Pode ser bom. Na verdade, estou torcendo para Lira levar o troço adiante — até porque, se os terraplanistas do voto impresso exigirem, não tem escolha. A votação é aberta.
Convém saber os respectivos nomes de todos os deputados que se alinham com um presidente que tem o topete de usar uma emissora de rádio para ameaçar, explicitamente, com golpe de Estado.
Convém saber os respectivos nomes de todos os deputados que assentem com a ameaça de fechamento do próprio colegiado que integram.
Convém saber os respectivos nomes de todos os parlamentares que endossam, eles sim, a mentira e a fraude, já que Bolsonaro não apresentou nem mesmo indícios das acusações que faz.
Convém saber os respectivos nomes de todos os parlamentares que depois irão pedir aos eleitores que digitem o seu número na urna eletrônica.
Convém saber os respectivos nomes de canalhas da democracia que asseveram que o sistema que os elegeu é fraudulento, o que os tornaria beneficiários da fraude.
Sou apegado a certos rigorores do decoro dos Poderes. Acho que a Câmara não precisaria passar por isso. Lira poderia poupar a si mesmo e aos próprios colegas. Mas fazer o quê? Enquanto o governo durar, especialmente nessa fase de terror discursivo, mais poder concentram os que se dispõem a manter o barco acima das águas, não é? Ainda que capenga.
Quando a Alemanha foi ocupada pelos Aliados, por exemplo, o avô da deputada Beatrix von Storch — a extremista de direita recebida por Bolsonaro e Bia Kicis —, se retirou com um bando de nazistas para o extremo norte da Alemanha. Fundaram juntos o Governo de Flensburg do que restara de território ao regime genocida.
Johann Ludwig "Lutz" Graf Schwerin von Krosigk, o avô de Beatrix, que serviu como ministro das Finanças de Hitler do começo ao fim, aproveitou para exerce o cargo de... chanceler! E ainda se dizia ministro das Finanças...
Bolsonaro está por aí, em isolamento crescente. Finalmente, parte considerável do PIB resolve romper o silêncio, coisa sempre delicada, para deixar claro que, agora, ele faz mais do que desgastar as instituições: ameaça jogar mesmo o país no abismo. Uma tragédia para a democracia, claro!, mas também para a economia e para os negócios.
Ainda que o mundo continuasse a comprar as commodities de um país governado por golpistas, sabe-se que a sociedade brasileira é um pouco mais complexa do que a de fornecedores do setor primário. Quanto tempo duraria a aventura?
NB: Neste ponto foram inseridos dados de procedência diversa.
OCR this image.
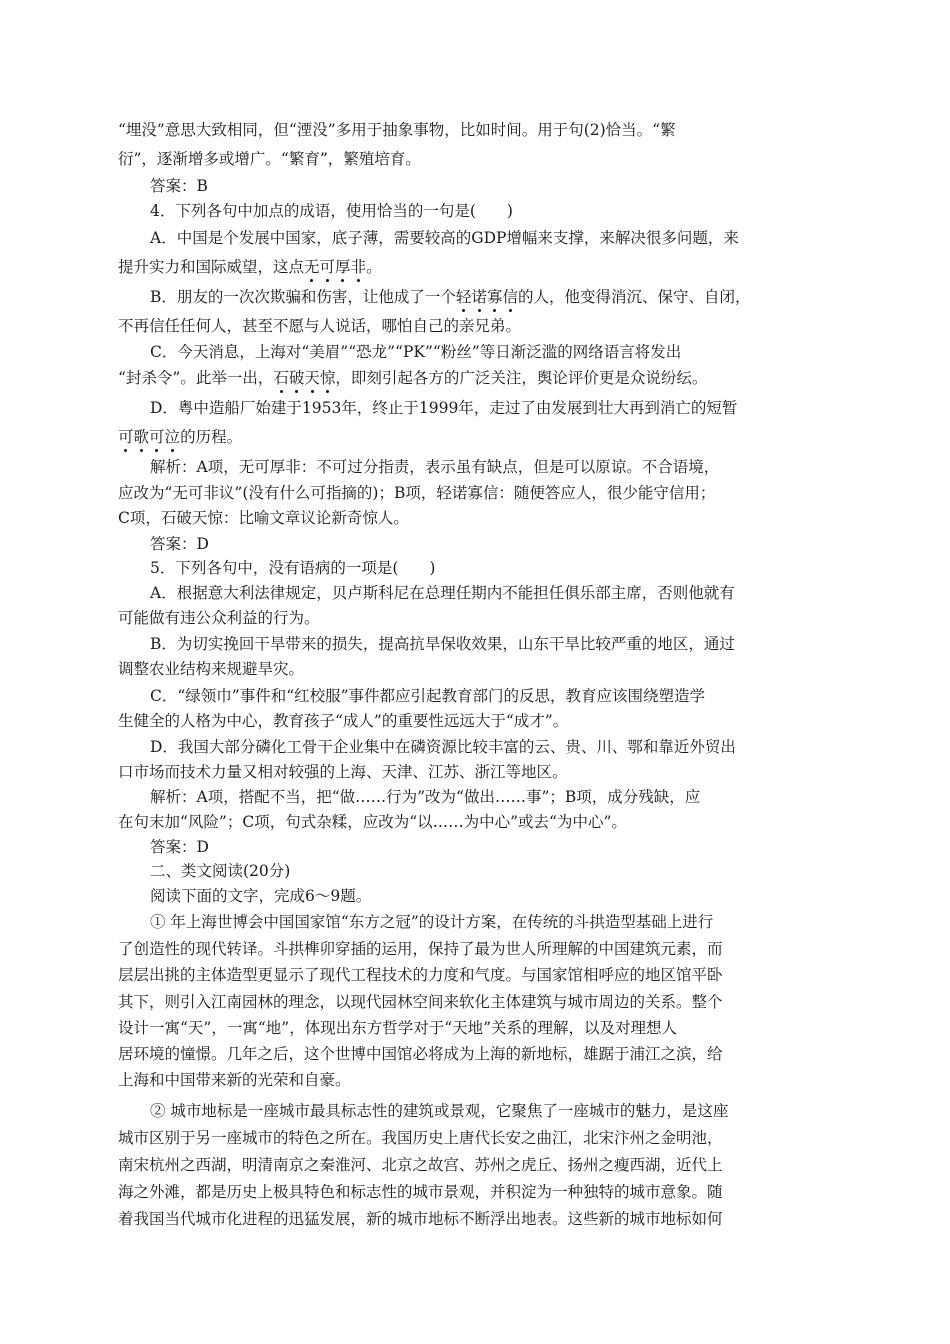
“埋没”意思大致相同，但“湮没”多用于抽象事物，比如时间。用于句(2)恰当。“繁
衍”，逐渐增多或增广。“繁育”，繁殖培育。
答案：B
4．下列各句中加点的成语，使用恰当的一句是(　　)
A．中国是个发展中国家，底子薄，需要较高的GDP增幅来支撑，来解决很多问题，来
提升实力和国际威望，这点无可厚非。
B．朋友的一次次欺骗和伤害，让他成了一个轻诺寡信的人，他变得消沉、保守、自闭，
不再信任任何人，甚至不愿与人说话，哪怕自己的亲兄弟。
C．今天消息，上海对“美眉”“恐龙”“PK”“粉丝”等日渐泛滥的网络语言将发出
“封杀令”。此举一出，石破天惊，即刻引起各方的广泛关注，舆论评价更是众说纷纭。
D．粤中造船厂始建于1953年，终止于1999年，走过了由发展到壮大再到消亡的短暂
可歌可泣的历程。
解析：A项，无可厚非：不可过分指责，表示虽有缺点，但是可以原谅。不合语境，
应改为“无可非议”(没有什么可指摘的)；B项，轻诺寡信：随便答应人，很少能守信用；
C项，石破天惊：比喻文章议论新奇惊人。
答案：D
5．下列各句中，没有语病的一项是(　　)
A．根据意大利法律规定，贝卢斯科尼在总理任期内不能担任俱乐部主席，否则他就有
可能做有违公众利益的行为。
B．为切实挽回干旱带来的损失，提高抗旱保收效果，山东干旱比较严重的地区，通过
调整农业结构来规避旱灾。
C．“绿领巾”事件和“红校服”事件都应引起教育部门的反思，教育应该围绕塑造学
生健全的人格为中心，教育孩子“成人”的重要性远远大于“成才”。
D．我国大部分磷化工骨干企业集中在磷资源比较丰富的云、贵、川、鄂和靠近外贸出
口市场而技术力量又相对较强的上海、天津、江苏、浙江等地区。
解析：A项，搭配不当，把“做……行为”改为“做出……事”；B项，成分残缺，应
在句末加“风险”；C项，句式杂糅，应改为“以……为中心”或去“为中心”。
答案：D
二、类文阅读(20分)
阅读下面的文字，完成6～9题。
① 年上海世博会中国国家馆“东方之冠”的设计方案，在传统的斗拱造型基础上进行
了创造性的现代转译。斗拱榫卯穿插的运用，保持了最为世人所理解的中国建筑元素，而
层层出挑的主体造型更显示了现代工程技术的力度和气度。与国家馆相呼应的地区馆平卧
其下，则引入江南园林的理念，以现代园林空间来软化主体建筑与城市周边的关系。整个
设计一寓“天”，一寓“地”，体现出东方哲学对于“天地”关系的理解，以及对理想人
居环境的憧憬。几年之后，这个世博中国馆必将成为上海的新地标，雄踞于浦江之滨，给
上海和中国带来新的光荣和自豪。
② 城市地标是一座城市最具标志性的建筑或景观，它聚焦了一座城市的魅力，是这座
城市区别于另一座城市的特色之所在。我国历史上唐代长安之曲江，北宋汴州之金明池，
南宋杭州之西湖，明清南京之秦淮河、北京之故宫、苏州之虎丘、扬州之瘦西湖，近代上
海之外滩，都是历史上极具特色和标志性的城市景观，并积淀为一种独特的城市意象。随
着我国当代城市化进程的迅猛发展，新的城市地标不断浮出地表。这些新的城市地标如何
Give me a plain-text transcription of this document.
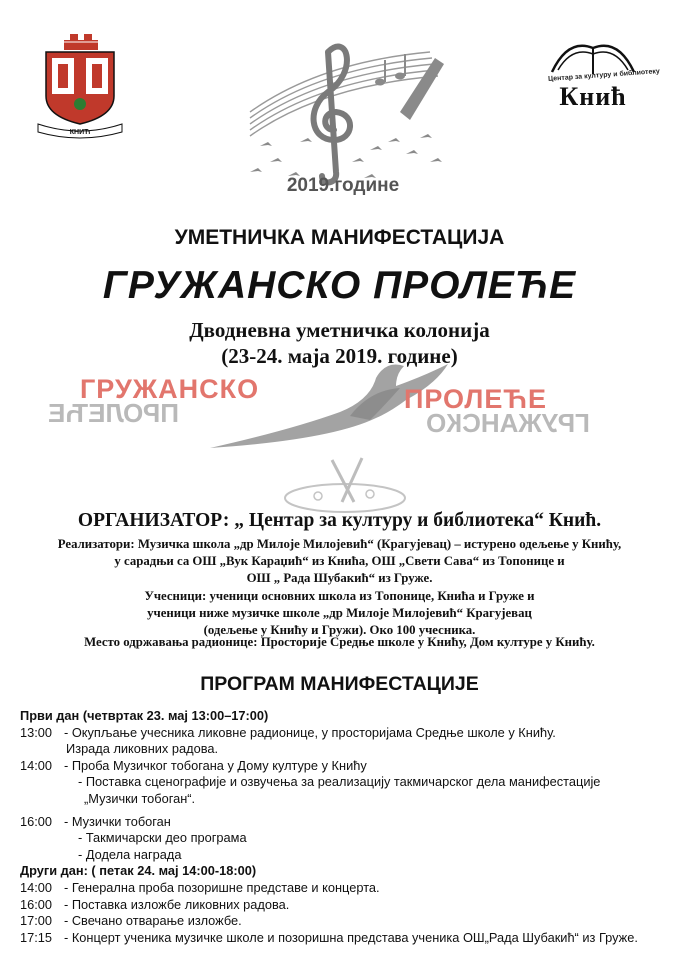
КНИЋ
2019.године
Центар за културу и библиотеку
Кнић
УМЕТНИЧКА МАНИФЕСТАЦИЈА
ГРУЖАНСКО ПРОЛЕЋЕ
Дводневна уметничка колонија
(23-24. маја 2019. године)
ГРУЖАНСКО
ПРОЛЕЋЕ	ПРОЛЕЋЕ
ГРУЖАНСКО
ОРГАНИЗАТОР: „ Центар за културу и библиотека“ Кнић.
Реализатори: Музичка школа „др Милоје Милојевић“ (Крагујевац) – истурено одељење у Книћу,
у сарадњи са ОШ „Вук Караџић“ из Кнића, ОШ „Свети Сава“ из Топонице и
ОШ „ Рада Шубакић“ из Груже.
Учесници: ученици основних школа из Топонице, Кнића и Груже и
ученици ниже музичке школе „др Милоје Милојевић“ Крагујевац
(одељење у Книћу и Гружи). Око 100 учесника.
Место одржавања радионице: Просторије Средње школе у Книћу, Дом културе у Книћу.
ПРОГРАМ МАНИФЕСТАЦИЈЕ
Први дан (четвртак 23. мај 13:00–17:00)
13:00 - Окупљање учесника ликовне радионице, у просторијама Средње школе у Книћу.
Израда ликовних радова.
14:00 - Проба Музичког тобогана у Дому културе у Книћу
- Постaвка сценографије и озвучења за реализацију такмичарског дела манифестације
„Музички тобоган“.
16:00 - Музички тобоган
- Такмичарски део програма
- Додела награда
Други дан: ( петак 24. мај 14:00-18:00)
14:00 - Генерална проба позоришне представе и концерта.
16:00 - Поставка изложбе ликовних радова.
17:00 - Свечано отварање изложбе.
17:15 - Концерт ученика музичке школе и позоришна представа ученика ОШ„Рада Шубакић“ из Груже.
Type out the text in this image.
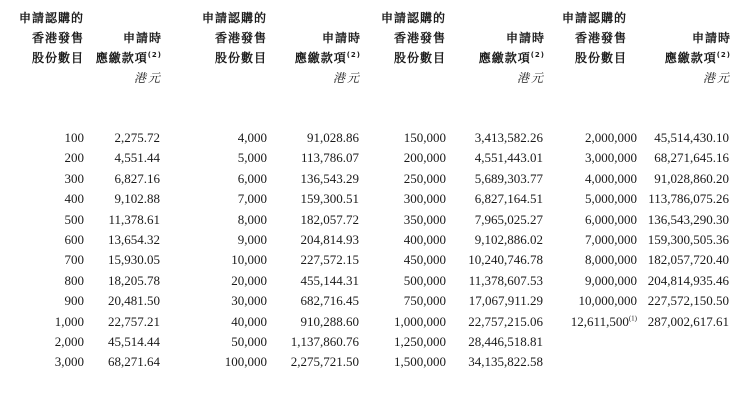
申請認購的
香港發售
股份數目

申請時
應繳款項$^{(2)}$
港元
100
200
300
400
500
600
700
800
900
1,000
2,000
3,000
2,275.72
4,551.44
6,827.16
9,102.88
11,378.61
13,654.32
15,930.05
18,205.78
20,481.50
22,757.21
45,514.44
68,271.64
申請認購的
香港發售
股份數目

申請時
應繳款項$^{(2)}$
港元
4,000
5,000
6,000
7,000
8,000
9,000
10,000
20,000
30,000
40,000
50,000
100,000
91,028.86
113,786.07
136,543.29
159,300.51
182,057.72
204,814.93
227,572.15
455,144.31
682,716.45
910,288.60
1,137,860.76
2,275,721.50
申請認購的
香港發售
股份數目

申請時
應繳款項$^{(2)}$
港元
150,000
200,000
250,000
300,000
350,000
400,000
450,000
500,000
750,000
1,000,000
1,250,000
1,500,000
3,413,582.26
4,551,443.01
5,689,303.77
6,827,164.51
7,965,025.27
9,102,886.02
10,240,746.78
11,378,607.53
17,067,911.29
22,757,215.06
28,446,518.81
34,135,822.58
申請認購的
香港發售
股份數目

申請時
應繳款項$^{(2)}$
港元
2,000,000
3,000,000
4,000,000
5,000,000
6,000,000
7,000,000
8,000,000
9,000,000
10,000,000
12,611,500$^{(1)}$
45,514,430.10
68,271,645.16
91,028,860.20
113,786,075.26
136,543,290.30
159,300,505.36
182,057,720.40
204,814,935.46
227,572,150.50
287,002,617.61
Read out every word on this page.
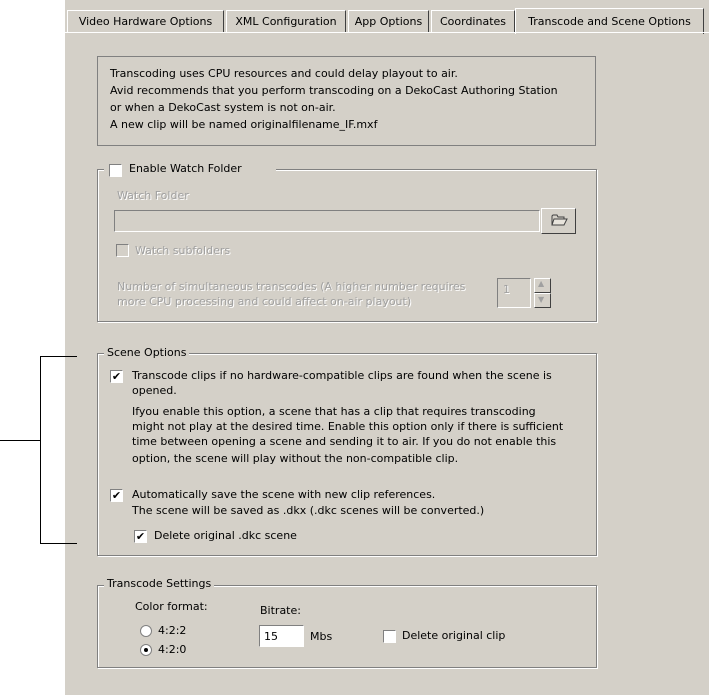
Video Hardware Options	XML Configuration	App Options	Coordinates	Transcode and Scene Options
Transcoding uses CPU resources and could delay playout to air.
Avid recommends that you perform transcoding on a DekoCast Authoring Station
or when a DekoCast system is not on-air.
A new clip will be named originalfilename_IF.mxf
Enable Watch Folder
Watch Folder
Watch subfolders
Number of simultaneous transcodes (A higher number requires
more CPU processing and could affect on-air playout)
1	▲
▼
Scene Options
✔ Transcode clips if no hardware-compatible clips are found when the scene is
opened.
Ifyou enable this option, a scene that has a clip that requires transcoding
might not play at the desired time. Enable this option only if there is sufficient
time between opening a scene and sending it to air. If you do not enable this
option, the scene will play without the non-compatible clip.
✔ Automatically save the scene with new clip references.
The scene will be saved as .dkx (.dkc scenes will be converted.)
✔ Delete original .dkc scene
Transcode Settings
Color format:
4:2:2
4:2:0
Bitrate:
15	Mbs	Delete original clip
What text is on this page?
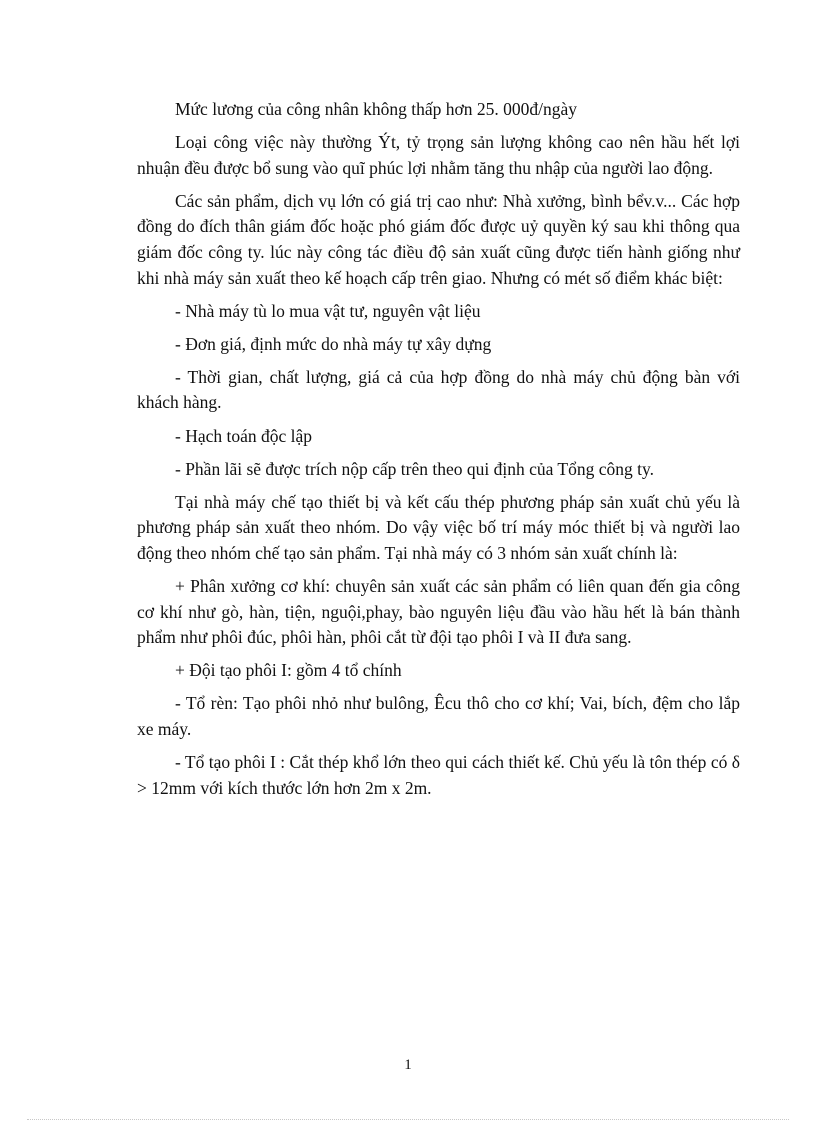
Mức lương của công nhân không thấp hơn 25. 000đ/ngày

Loại công việc này thường Ýt, tỷ trọng sản lượng không cao nên hầu hết lợi nhuận đều được bổ sung vào quĩ phúc lợi nhằm tăng thu nhập của người lao động.

Các sản phẩm, dịch vụ lớn có giá trị cao như: Nhà xưởng, bình bểv.v... Các hợp đồng do đích thân giám đốc hoặc phó giám đốc được uỷ quyền ký sau khi thông qua giám đốc công ty. lúc này công tác điều độ sản xuất cũng được tiến hành giống như khi nhà máy sản xuất theo kế hoạch cấp trên giao. Nhưng có mét số điểm khác biệt:

- Nhà máy tù lo mua vật tư, nguyên vật liệu

- Đơn giá, định mức do nhà máy tự xây dựng

- Thời gian, chất lượng, giá cả của hợp đồng do nhà máy chủ động bàn với khách hàng.

- Hạch toán độc lập

- Phần lãi sẽ được trích nộp cấp trên theo qui định của Tổng công ty.

Tại nhà máy chế tạo thiết bị và kết cấu thép phương pháp sản xuất chủ yếu là phương pháp sản xuất theo nhóm. Do vậy việc bố trí máy móc thiết bị và người lao động theo nhóm chế tạo sản phẩm. Tại nhà máy có 3 nhóm sản xuất chính là:

+ Phân xưởng cơ khí: chuyên sản xuất các sản phẩm có liên quan đến gia công cơ khí như gò, hàn, tiện, nguội,phay, bào nguyên liệu đầu vào hầu hết là bán thành phẩm như phôi đúc, phôi hàn, phôi cắt từ đội tạo phôi I và II đưa sang.

+ Đội tạo phôi I: gồm 4 tổ chính

- Tổ rèn: Tạo phôi nhỏ như bulông, Êcu thô cho cơ khí; Vai, bích, đệm cho lắp xe máy.

- Tổ tạo phôi I : Cắt thép khổ lớn theo qui cách thiết kế. Chủ yếu là tôn thép có δ > 12mm với kích thước lớn hơn 2m x 2m.

1
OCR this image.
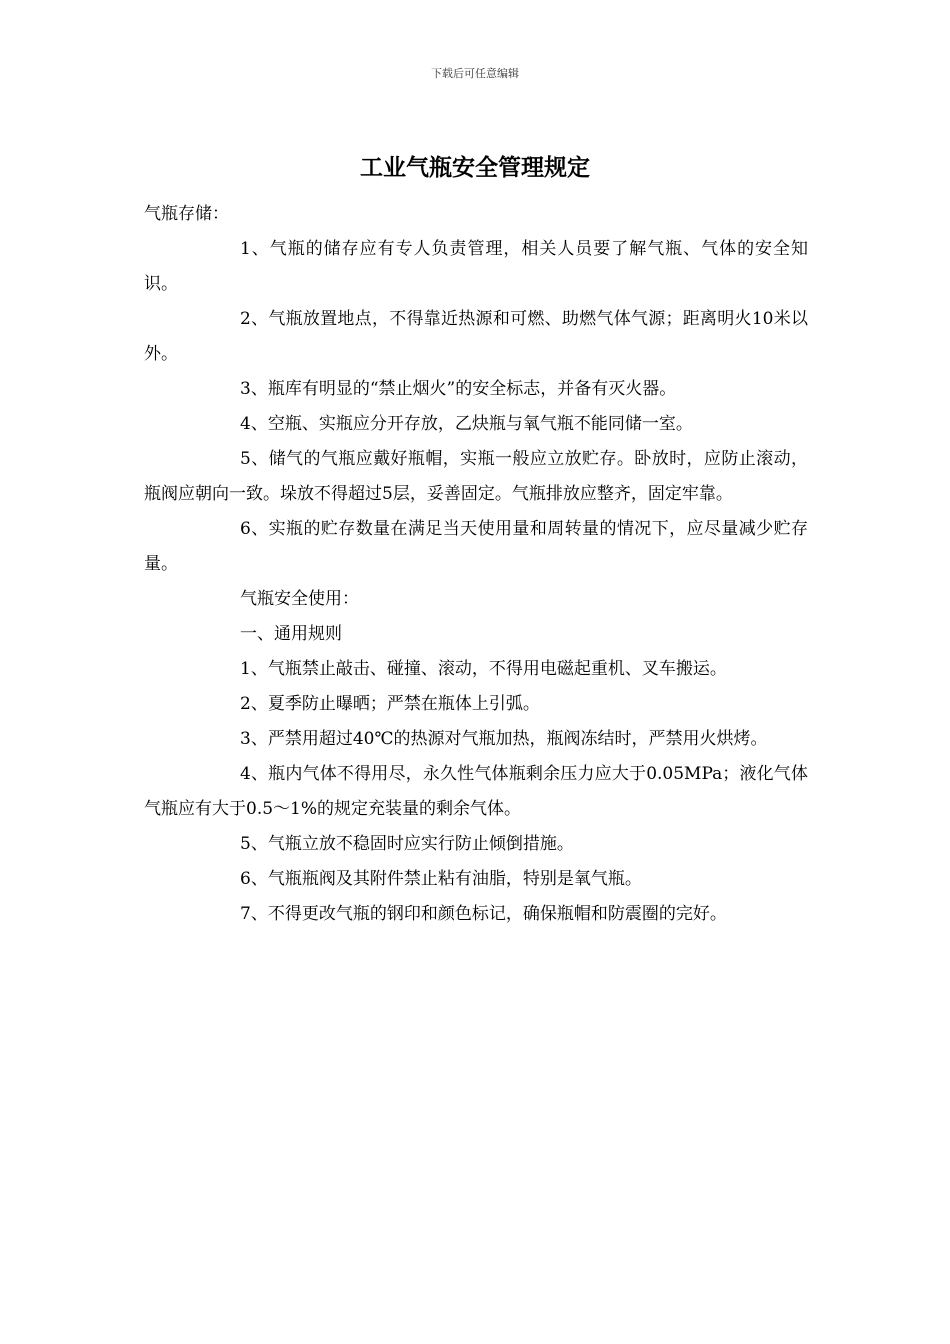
下载后可任意编辑
工业气瓶安全管理规定

气瓶存储：

1、气瓶的储存应有专人负责管理，相关人员要了解气瓶、气体的安全知识。

2、气瓶放置地点，不得靠近热源和可燃、助燃气体气源；距离明火10米以外。

3、瓶库有明显的“禁止烟火”的安全标志，并备有灭火器。

4、空瓶、实瓶应分开存放，乙炔瓶与氧气瓶不能同储一室。

5、储气的气瓶应戴好瓶帽，实瓶一般应立放贮存。卧放时，应防止滚动，瓶阀应朝向一致。垛放不得超过5层，妥善固定。气瓶排放应整齐，固定牢靠。

6、实瓶的贮存数量在满足当天使用量和周转量的情况下，应尽量减少贮存量。

气瓶安全使用：

一、通用规则

1、气瓶禁止敲击、碰撞、滚动，不得用电磁起重机、叉车搬运。

2、夏季防止曝晒；严禁在瓶体上引弧。

3、严禁用超过40℃的热源对气瓶加热，瓶阀冻结时，严禁用火烘烤。

4、瓶内气体不得用尽，永久性气体瓶剩余压力应大于0.05MPa；液化气体气瓶应有大于0.5～1%的规定充装量的剩余气体。

5、气瓶立放不稳固时应实行防止倾倒措施。

6、气瓶瓶阀及其附件禁止粘有油脂，特别是氧气瓶。

7、不得更改气瓶的钢印和颜色标记，确保瓶帽和防震圈的完好。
Que coisa! A Fortuna — e a má fortuna dos brasileiros — jogou no colo de Bolsonaro uma das maiores economias do mundo. A "virtù", ou a falta dela, do príncipe da delinquência política se limita à glória de mandar e à vã cobiça, ignorando completamente os rigores do ofício.
Sem saber como conviver com a democracia, ele tenta sabotá-la desde o primeiro dia de governo. A exemplo do que fez nos 28 anos em que permaneceu na Câmara dos Deputados.
Lira e Ciro Nogueira têm 52 anos. Serão tragados pelo "Governo de Flensburg"?